ブログ

Blog
  1. Home
  2. /
  3. ブログ
  4. /
  5. ナスフレ2025

ナスフレ2025

あっという間に2025年を終えようとしています。年の始めには、練習計画を立てて、諸々余裕を持って臨もうとするのですが、なかなか計画通りにはいかないものです。でも、演奏活動はかなり充実して、やりたいこと、いやそれ以上が出来たと思うので、今はひとりで、ワインを片手に、感慨に耽っています。

年末は久しぶりに映画を観ました。《プラハの春 不屈のラジオ報道》です。2024年にチェコで大ヒットした映画です。1968年8月の、ワルシャワ条約機構軍による軍事侵攻を描いたもの。このような時期に、この映画を作るところが、いかにもチェコ人らしいと思いました。ウクライナのことは、まったく他人事ではないのですよね…。ふと補足が欲しくなり、だいぶ昔の小説、春江一也さんの『プラハの春』を読み返していました。この小説は、外交官であった著者の経験による(?)恋愛に関する部分は少し恥ずかしくなりますが(人のプライベートを覗き見しているような気がして)、歴史に関してはかなり詳しく順を追って情勢が書かれているのでオススメです。結局いかなる政治体制においても、権力というのはなくならないというのは小説の登場人物によるセリフですが、映画を観ると、果たして自分はそれに対しどのような行動を起こすのだろうか、何もしないのか、映画の登場人物に投影してちょっと背筋が凍る思いでした。

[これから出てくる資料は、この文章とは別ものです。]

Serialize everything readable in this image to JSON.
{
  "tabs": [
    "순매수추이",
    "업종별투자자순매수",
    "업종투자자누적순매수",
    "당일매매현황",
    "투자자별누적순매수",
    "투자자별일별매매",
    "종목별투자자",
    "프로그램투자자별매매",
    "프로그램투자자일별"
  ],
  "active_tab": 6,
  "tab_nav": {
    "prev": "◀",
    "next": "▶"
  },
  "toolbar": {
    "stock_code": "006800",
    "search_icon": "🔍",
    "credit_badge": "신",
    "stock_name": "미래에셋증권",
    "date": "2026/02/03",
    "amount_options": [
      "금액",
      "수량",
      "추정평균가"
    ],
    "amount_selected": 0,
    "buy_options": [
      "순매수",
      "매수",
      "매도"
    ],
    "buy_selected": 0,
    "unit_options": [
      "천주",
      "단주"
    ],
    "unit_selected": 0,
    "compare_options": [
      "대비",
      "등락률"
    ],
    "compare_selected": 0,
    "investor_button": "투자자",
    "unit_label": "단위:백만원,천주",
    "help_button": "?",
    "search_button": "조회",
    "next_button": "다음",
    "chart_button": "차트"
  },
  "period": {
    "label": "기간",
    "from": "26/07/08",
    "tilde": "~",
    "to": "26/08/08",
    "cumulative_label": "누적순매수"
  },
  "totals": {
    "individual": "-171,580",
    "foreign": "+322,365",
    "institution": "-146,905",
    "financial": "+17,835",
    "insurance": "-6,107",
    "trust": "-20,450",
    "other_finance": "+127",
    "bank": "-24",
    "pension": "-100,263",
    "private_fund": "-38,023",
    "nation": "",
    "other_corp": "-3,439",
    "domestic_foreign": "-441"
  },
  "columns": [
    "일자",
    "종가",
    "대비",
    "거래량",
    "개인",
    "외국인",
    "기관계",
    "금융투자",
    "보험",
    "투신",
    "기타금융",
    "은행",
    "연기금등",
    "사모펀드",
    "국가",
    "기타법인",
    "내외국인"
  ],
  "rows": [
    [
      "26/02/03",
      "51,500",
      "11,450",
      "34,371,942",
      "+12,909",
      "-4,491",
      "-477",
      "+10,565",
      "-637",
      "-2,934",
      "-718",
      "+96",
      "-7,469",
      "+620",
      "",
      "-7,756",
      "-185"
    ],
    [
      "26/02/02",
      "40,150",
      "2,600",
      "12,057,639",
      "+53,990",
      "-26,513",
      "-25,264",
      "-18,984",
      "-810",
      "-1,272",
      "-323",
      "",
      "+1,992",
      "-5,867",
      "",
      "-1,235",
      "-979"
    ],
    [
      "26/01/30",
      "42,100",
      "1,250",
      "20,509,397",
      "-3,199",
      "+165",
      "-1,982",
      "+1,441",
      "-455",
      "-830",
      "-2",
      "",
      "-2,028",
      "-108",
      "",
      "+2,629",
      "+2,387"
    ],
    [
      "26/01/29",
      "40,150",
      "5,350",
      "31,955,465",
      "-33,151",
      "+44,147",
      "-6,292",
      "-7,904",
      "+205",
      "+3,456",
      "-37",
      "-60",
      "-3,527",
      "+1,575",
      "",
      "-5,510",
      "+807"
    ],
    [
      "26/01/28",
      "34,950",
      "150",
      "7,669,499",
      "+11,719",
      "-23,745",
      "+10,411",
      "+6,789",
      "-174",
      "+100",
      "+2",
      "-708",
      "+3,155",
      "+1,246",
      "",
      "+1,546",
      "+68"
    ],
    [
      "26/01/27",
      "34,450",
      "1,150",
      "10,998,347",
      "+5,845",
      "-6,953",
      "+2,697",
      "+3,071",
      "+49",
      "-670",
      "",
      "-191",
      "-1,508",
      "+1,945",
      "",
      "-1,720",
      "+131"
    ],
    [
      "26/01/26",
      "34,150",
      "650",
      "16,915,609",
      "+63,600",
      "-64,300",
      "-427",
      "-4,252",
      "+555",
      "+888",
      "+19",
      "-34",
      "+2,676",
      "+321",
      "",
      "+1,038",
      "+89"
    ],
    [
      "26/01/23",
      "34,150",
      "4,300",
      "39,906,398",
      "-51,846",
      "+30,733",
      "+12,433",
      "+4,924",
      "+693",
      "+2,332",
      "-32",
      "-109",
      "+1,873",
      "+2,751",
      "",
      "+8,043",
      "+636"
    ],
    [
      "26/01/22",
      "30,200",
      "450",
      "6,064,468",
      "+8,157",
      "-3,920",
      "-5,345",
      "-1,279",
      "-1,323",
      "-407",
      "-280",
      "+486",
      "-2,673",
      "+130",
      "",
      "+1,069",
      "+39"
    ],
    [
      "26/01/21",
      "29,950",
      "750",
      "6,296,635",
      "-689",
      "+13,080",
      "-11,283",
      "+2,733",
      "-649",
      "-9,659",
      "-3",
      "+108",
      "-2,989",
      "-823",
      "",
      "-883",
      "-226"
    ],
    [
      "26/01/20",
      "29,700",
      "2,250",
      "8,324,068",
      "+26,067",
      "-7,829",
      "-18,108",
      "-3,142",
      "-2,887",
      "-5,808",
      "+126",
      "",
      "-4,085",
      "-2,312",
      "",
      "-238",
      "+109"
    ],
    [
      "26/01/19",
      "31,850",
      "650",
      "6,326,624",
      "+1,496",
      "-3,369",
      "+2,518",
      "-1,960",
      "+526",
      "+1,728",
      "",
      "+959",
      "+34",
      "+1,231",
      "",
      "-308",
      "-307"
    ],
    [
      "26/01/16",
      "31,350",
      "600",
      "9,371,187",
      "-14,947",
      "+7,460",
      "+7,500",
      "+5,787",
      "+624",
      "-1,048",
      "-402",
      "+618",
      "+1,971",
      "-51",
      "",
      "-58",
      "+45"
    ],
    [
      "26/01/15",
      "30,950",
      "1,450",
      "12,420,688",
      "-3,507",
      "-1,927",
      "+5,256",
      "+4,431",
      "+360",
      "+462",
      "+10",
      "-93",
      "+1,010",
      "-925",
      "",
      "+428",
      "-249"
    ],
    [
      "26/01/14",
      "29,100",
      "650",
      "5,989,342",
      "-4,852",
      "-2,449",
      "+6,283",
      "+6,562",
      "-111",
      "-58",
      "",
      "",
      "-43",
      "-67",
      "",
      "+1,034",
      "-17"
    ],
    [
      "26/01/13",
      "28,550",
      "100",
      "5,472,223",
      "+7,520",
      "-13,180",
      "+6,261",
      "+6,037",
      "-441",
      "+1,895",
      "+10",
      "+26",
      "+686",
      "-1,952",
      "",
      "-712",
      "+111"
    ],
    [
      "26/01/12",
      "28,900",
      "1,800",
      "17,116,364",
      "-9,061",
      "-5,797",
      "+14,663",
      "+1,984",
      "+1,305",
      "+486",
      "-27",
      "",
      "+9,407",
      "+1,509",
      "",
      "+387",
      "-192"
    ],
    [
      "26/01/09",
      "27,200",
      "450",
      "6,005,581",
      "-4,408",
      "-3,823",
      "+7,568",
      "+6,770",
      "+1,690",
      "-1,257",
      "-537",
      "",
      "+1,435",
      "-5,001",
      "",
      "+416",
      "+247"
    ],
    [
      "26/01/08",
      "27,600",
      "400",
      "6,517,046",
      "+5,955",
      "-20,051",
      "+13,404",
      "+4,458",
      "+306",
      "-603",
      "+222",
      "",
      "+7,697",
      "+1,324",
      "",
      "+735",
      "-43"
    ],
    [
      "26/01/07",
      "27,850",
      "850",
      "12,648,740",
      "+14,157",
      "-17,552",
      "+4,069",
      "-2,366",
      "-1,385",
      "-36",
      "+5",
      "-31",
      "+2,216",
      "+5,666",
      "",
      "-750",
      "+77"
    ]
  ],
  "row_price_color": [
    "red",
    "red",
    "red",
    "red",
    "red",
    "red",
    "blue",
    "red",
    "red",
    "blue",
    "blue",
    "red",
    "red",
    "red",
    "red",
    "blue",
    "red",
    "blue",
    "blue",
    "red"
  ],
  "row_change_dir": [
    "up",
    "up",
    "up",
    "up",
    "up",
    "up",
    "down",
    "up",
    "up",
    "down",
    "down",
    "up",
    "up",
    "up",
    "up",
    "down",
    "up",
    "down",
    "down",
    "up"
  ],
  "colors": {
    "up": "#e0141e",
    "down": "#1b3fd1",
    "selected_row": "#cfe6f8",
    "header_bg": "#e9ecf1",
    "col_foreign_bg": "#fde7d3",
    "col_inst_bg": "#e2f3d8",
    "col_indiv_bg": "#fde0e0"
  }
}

12/14の公演「マリアの生涯」のプログラムで、自分がなぜ、ヒンデミットに向き合っているのか、その発端のようなことは書きました。2度の世界大戦がもたらしたものについて考える機会があったからです。それは人類の本当に悲惨な経験で、その時代の音楽をする者としては避けて通れない歴史の一部ですが、1945年に終戦したとて、歴史は続き、どの国も万々歳となったのではありません。戦争の記憶は復讐の刃にもなりますし、チェコスロバキアのように、新たな苦しみにもがくこともありました。戦争は終わらなかった。そうしたことに、想像力をめぐらせることが出来るようになりたい、そして寄り添う事が出来るようになりたい、そんなふうに思っています。大したことは出来ませんが。

また来年の練習計画を立てながら、年を越します。今年演奏会にお越し下さった皆様、ホームページをご覧になって下さった皆様、お世話になった皆様、ありがとうございました。良いお年をお迎え下さい。